When we talk about an inner feminine side, I think most people would be attempting to be positive about what is traditionally seen as feminine, but this has the negative impact of concretizing gender distinctions in a way with which I am not comfortable. Okay, off the soapbox! What the Anthropologist is noting is that Carl is actually imagining Selena in his head--she, like you could interpret Winslet in Eternal Sunshine to be, is simply a part of him, and she is a woman imagined in a man's head. We'll return to this later in the play in connection with comic books (or at least I plan to do so!). She wouldn't then be his feminine side, but still Carl imagining what it would be like to be a woman--the important part here being that Carl is attempting empathy with another person rather than simply looking inside himself and finding this feminine side. Am I making sense? This next part will probably make less: Another point here is that I often find myself having thoughts in a similar way to what Carl is going through. Usually as I drift off to sleep I experience what I might see as auditory dreams. I will hear voices and if I become more aware, more awake, I can commonly say whose voice I was hearing (whose voice my mind was creating), and could even record what they are saying. This is an alienating effect, as I think to myself, I didn't think that! in connection with what I've heard, but I guess on some level I did. Notably, this is an inner other rather than an inner feminine or masculine side. When it comes to stereotypes, I think I probably fit more feminine than masculine ones anyway!

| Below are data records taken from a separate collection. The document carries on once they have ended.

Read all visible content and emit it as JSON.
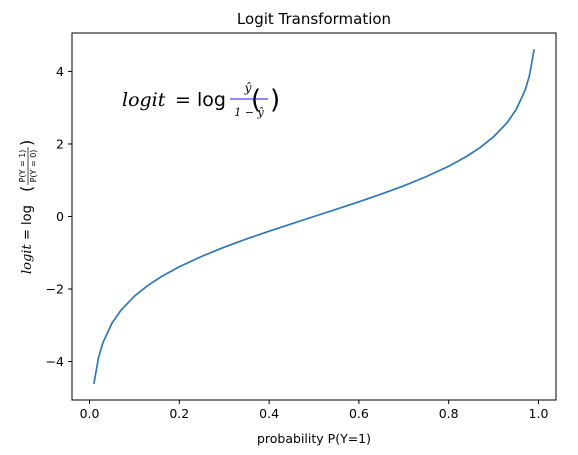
{
  "chart_data": {
    "type": "line",
    "title": "Logit Transformation",
    "xlabel": "probability P(Y=1)",
    "ylabel": {
      "lhs": "logit",
      "eq": " = log",
      "num": "P(Y = 1)",
      "den": "P(Y = 0)"
    },
    "xlim": [
      -0.039,
      1.039
    ],
    "ylim": [
      -5.06,
      5.06
    ],
    "x_ticks": [
      0.0,
      0.2,
      0.4,
      0.6,
      0.8,
      1.0
    ],
    "x_tick_labels": [
      "0.0",
      "0.2",
      "0.4",
      "0.6",
      "0.8",
      "1.0"
    ],
    "y_ticks": [
      -4,
      -2,
      0,
      2,
      4
    ],
    "y_tick_labels": [
      "−4",
      "−2",
      "0",
      "2",
      "4"
    ],
    "grid": false,
    "series": [
      {
        "color": "#2f77b4",
        "x": [
          0.01,
          0.02,
          0.03,
          0.05,
          0.07,
          0.1,
          0.13,
          0.16,
          0.2,
          0.25,
          0.3,
          0.35,
          0.4,
          0.45,
          0.5,
          0.55,
          0.6,
          0.65,
          0.7,
          0.75,
          0.8,
          0.84,
          0.87,
          0.9,
          0.93,
          0.95,
          0.97,
          0.98,
          0.99
        ],
        "y": [
          -4.595,
          -3.892,
          -3.476,
          -2.944,
          -2.586,
          -2.197,
          -1.901,
          -1.658,
          -1.386,
          -1.099,
          -0.847,
          -0.619,
          -0.405,
          -0.201,
          0.0,
          0.201,
          0.405,
          0.619,
          0.847,
          1.099,
          1.386,
          1.658,
          1.901,
          2.197,
          2.586,
          2.944,
          3.476,
          3.892,
          4.595
        ]
      }
    ],
    "annotation": {
      "lhs": "logit",
      "eq": " = log",
      "num": "ŷ",
      "den": "1 − ŷ",
      "color": "#1a1ae6"
    }
  }
}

Final thought: I'm reading Scarlet by Brian Michael Bendis and Alex Maleev, and it brought up a question that we might as well ask about Wonder Woman as well. Scarlet is basically a radical liberal feminist terrorist in the comic and I love her for it. The way that Machiavelli longed for a great man to unite Italy, even if this meant doing any number of frightening things, I root for Scarlet as she leads a gang of people aiming guns at people's heads... For the purpose of creating change in the world. What is, then, Wonder Woman's place? Certainly there are wrongs that she would be able to right, but should she remake the world in her image? Actually somewhat of a tired trope in superhero fiction. The gimmick in Scarlet is that it is set in the present and is distinctly realistic fiction. Ho-hum, I've talked your ear off for long enough.
NOTE: Decided to rewrite interlude. Will post tomorrow. Plan to write scene two then, followed by interlude two and then a sort of play within a play. We shall see.